About 33,000 public school staff in B.C. have averted a strike after reaching a tentative deal with the province this week.
Signed between the Canadian Union of Public Employees (CUPE), the International Union of Operating Engineers (IUOE) and the B.C. Public Schools Employer’s Association (BCPSEA), the two-year agreement comes with a 3.5 per cent wage increase and the introduction of a direct pay drug card.
Members of the bargaining unit, which include education assistants, bus drivers, clerical workers and trades staff, were in a legal position to walk off the job if a settlement was not reached by Monday.

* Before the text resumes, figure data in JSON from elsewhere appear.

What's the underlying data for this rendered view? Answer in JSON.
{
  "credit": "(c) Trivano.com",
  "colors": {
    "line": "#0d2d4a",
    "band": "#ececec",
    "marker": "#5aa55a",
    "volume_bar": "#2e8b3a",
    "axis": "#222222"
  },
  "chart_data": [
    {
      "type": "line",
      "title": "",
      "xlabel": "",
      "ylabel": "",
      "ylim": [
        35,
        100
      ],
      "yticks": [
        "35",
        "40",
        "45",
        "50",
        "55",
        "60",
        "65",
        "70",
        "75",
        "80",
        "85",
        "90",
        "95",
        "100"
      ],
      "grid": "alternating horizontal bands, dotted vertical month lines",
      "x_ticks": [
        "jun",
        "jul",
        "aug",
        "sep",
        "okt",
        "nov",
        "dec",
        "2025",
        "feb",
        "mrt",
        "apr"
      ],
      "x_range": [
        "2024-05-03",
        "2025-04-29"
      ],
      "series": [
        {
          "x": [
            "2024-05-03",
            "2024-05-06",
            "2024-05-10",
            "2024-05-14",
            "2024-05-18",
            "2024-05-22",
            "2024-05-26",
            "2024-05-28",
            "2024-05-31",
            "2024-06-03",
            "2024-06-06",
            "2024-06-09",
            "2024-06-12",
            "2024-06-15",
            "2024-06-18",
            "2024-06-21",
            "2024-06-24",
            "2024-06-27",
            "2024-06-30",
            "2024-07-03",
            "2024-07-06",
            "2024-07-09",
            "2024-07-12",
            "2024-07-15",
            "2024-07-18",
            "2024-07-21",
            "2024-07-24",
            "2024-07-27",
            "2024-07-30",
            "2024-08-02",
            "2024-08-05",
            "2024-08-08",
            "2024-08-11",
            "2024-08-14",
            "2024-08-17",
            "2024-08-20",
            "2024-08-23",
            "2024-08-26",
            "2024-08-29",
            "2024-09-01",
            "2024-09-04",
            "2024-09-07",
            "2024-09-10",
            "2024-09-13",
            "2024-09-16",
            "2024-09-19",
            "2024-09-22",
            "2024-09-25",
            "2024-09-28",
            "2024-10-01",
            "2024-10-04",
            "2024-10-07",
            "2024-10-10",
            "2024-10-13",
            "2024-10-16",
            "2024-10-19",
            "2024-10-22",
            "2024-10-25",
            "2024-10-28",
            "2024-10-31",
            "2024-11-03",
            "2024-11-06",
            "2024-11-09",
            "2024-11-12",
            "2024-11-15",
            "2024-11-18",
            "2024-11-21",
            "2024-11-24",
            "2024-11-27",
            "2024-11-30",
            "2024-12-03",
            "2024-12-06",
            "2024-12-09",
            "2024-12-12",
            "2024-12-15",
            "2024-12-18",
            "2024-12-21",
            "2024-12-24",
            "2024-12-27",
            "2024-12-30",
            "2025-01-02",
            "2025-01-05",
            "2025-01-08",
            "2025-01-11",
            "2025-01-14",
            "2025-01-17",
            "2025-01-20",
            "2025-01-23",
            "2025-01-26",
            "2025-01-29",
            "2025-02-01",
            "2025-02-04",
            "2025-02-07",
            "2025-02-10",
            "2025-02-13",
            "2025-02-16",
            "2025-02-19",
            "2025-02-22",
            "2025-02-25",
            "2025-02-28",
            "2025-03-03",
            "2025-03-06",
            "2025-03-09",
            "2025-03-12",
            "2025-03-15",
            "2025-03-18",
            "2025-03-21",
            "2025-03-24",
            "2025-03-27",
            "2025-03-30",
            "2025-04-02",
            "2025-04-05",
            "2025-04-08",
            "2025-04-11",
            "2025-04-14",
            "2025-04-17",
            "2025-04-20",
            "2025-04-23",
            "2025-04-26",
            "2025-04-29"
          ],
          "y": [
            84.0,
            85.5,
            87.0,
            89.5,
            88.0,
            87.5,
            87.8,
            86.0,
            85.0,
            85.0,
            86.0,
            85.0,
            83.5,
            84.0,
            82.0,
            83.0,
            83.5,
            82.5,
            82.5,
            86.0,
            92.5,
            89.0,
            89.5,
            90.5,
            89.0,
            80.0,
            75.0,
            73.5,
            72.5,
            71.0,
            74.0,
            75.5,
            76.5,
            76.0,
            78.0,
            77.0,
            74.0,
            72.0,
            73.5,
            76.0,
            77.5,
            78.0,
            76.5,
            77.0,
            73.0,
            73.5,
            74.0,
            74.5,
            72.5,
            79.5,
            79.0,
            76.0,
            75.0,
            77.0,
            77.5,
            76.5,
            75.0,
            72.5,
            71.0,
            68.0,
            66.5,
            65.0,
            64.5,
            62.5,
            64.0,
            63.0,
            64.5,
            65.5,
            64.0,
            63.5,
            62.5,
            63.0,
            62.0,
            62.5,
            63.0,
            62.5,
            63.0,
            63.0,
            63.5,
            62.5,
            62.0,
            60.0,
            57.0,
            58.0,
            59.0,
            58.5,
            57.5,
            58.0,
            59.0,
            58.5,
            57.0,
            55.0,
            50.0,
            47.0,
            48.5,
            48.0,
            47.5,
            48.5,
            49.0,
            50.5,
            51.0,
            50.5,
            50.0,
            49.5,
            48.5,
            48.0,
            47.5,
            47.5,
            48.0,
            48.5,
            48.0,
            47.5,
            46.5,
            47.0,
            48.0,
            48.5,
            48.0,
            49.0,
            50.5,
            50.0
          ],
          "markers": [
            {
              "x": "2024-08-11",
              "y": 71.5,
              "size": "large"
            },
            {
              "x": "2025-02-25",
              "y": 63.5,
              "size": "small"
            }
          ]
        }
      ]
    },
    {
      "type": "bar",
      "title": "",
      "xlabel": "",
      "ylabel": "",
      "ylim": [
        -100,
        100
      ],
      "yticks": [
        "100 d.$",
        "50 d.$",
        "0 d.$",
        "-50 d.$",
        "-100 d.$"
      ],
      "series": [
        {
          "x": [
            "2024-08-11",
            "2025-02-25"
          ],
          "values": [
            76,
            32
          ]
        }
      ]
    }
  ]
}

“CUPE B.C.’s education workers are vital to keeping our schools clean, safe and inclusive,” said CUPE B.C. president Mark Hancock. “I want to thank all 85,000 of our members across the province, and our kindergarten to Grade 12 members in particular, for their solidarity. It’s only because we held together that we were able to negotiate a fair and reasonable contract, despite demands for concessions from the government.”
This deal is the latest to be reached under the co-operative gains mandate, which was introduced by the provincial government in 2012. The program applies to all public sector employees whose collective agreements expired after Dec. 31, 2011, and provides employers the ability to negotiate wages based on productivity increases within existing budgets.
In this case, that means school districts will have to save in order to be able to pay out the wage adjustments negotiated in the collective agreements.
The contract for B.C. school support staff must be ratified before the end of December.